I'll be making these again but next time I'll halve the recipe. I'm also excited to experiment with the dough for other recipes having had such success with this today. My mind is coming up with all sorts of fillings and rolls, both savoury and sweet.

Thank you so much!

I have msde these twice now... they are so good and fun to make too!

We used pork for filling but also tried peanut butter and nutella. All three fillings worked really well.

This time I havent added a filling but have been using them to mop up curry sauce.

Hey, these look amazing and fairly simple to do. I just have one question, which might be stupid, so I apologize in advance.

If I want to make the baked version, with the sweet honey glaze on the top, is it the same dough recipe and process, just baked instead of steamed? Or is it a completely different recipe and process?

Thank you!

Also, your articles here and at just bento have made me a better cook more than culinary school did. I learned how to make proper rice from you! So thank you so very much.

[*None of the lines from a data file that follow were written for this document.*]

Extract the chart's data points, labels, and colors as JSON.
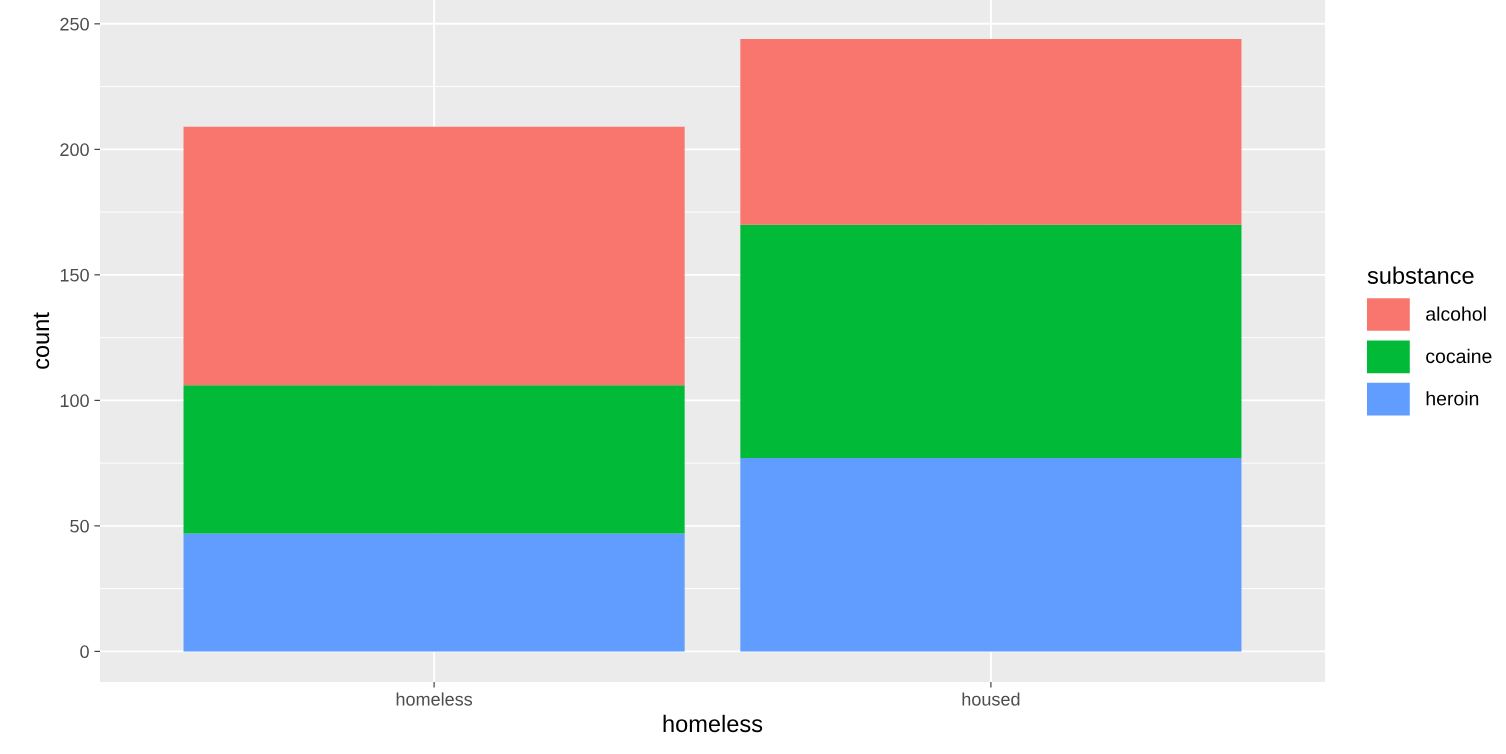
{
  "chart_data": {
    "type": "bar",
    "xlabel": "homeless",
    "ylabel": "count",
    "legend_title": "substance",
    "categories": [
      "homeless",
      "housed"
    ],
    "stacked": true,
    "series": [
      {
        "name": "heroin",
        "color": "#619cff",
        "values": [
          47,
          77
        ]
      },
      {
        "name": "cocaine",
        "color": "#00ba38",
        "values": [
          59,
          93
        ]
      },
      {
        "name": "alcohol",
        "color": "#f8766d",
        "values": [
          103,
          74
        ]
      }
    ],
    "ylim": [
      -12.2,
      259.5
    ],
    "yticks": [
      0,
      50,
      100,
      150,
      200,
      250
    ],
    "grid": true,
    "legend": "right"
  }
}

Hi, not sure if you'll see this (or know what to do) but I was wondering if you could give any advice on this recipe? I've tried it twice, plus a couple other bao recipes from various cook books and they never work - my dough rises beautifully at first, but 'dies' after I shape it. No matter how long I leave them, the shaped buns never seem to rise again, and once they are cooked they're pretty much how you'd imagine un-risen bao would be. Weirdly enough, my mum has also tried several times in the past, with the same result! Just wondering if you had any ideas what I might be doing to mistreat the dough... hopefully not some kind of genetic dough-making defect.

Even if you can't help, I just wanted to say thanks for all the recipes - I've never commented before but I've used your site for a long time, and it's my go-to resource for Japanese cooking.